У нас нет проповедей. Мои беседы уж точно проповедью не назовешь. Можете называть их антипроповедями. Так, где же они увидели религию, перемешавшуюся с делами государства? Кстати, разве у нас тут государство? Прежде всего, мы — не религия. Ни в одном словаре мира не найти определения религии, которое бы нам подошло. Нам самим пришлось составлять словари и давать определения.

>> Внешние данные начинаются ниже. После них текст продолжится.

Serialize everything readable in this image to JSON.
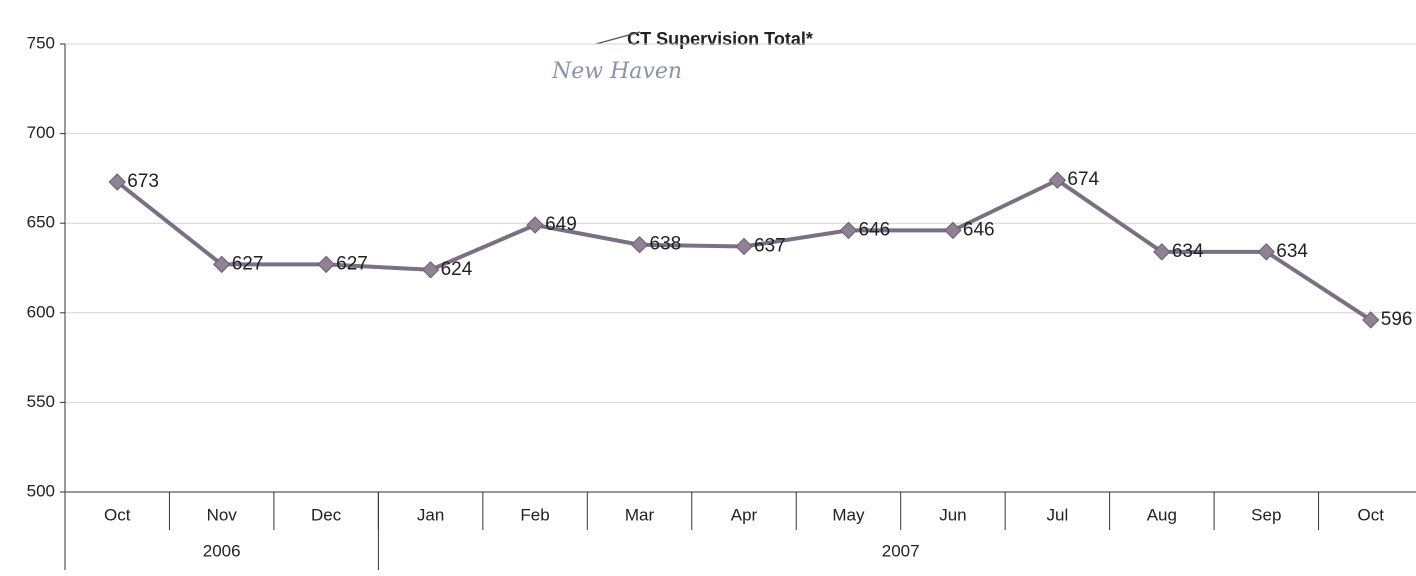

К тому же разве у нас тут государство? Только городской совет, а он занимается вопросами дорог, чистотой, жильем и больницей. Как религия может смешиваться с дорожным строительством? Я пытался что-то придумать, но ничего в голову не приходит. Что общего у религии с дорогами? А с жилыми домами? Как привязать религию к больнице — лекарствам, уколам и прочему лечению? Пусть нам объяснят, как это связано. В нашей больнице пациентов ни один священник еще не потревожил.
И эти люди пишут на своем долларе «Мы верим в Бога». На долларе! Так кто из нас смешивает религию с государством? Да они религию приплели даже к грязным деньгам! На фасаде Верховного Суда написано: «В Бога веруем». И если я когда-нибудь окажусь в Верховном Суде — а это, знаете ли, вполне возможно, я смогу, если захочется, — я первым делом спрошу: «Где тут Бог? И на каком основании это написано? Если ложь встречает тебя уже у ворот, то, как вы можете приводить меня к присяге? По идее, я должен присягнуть, что буду говорить только ложь, а не правду!» Ложью украшен даже фасад Верховного Суда... И та же ложь написана на каждом долларе: «Мы верим в Бога».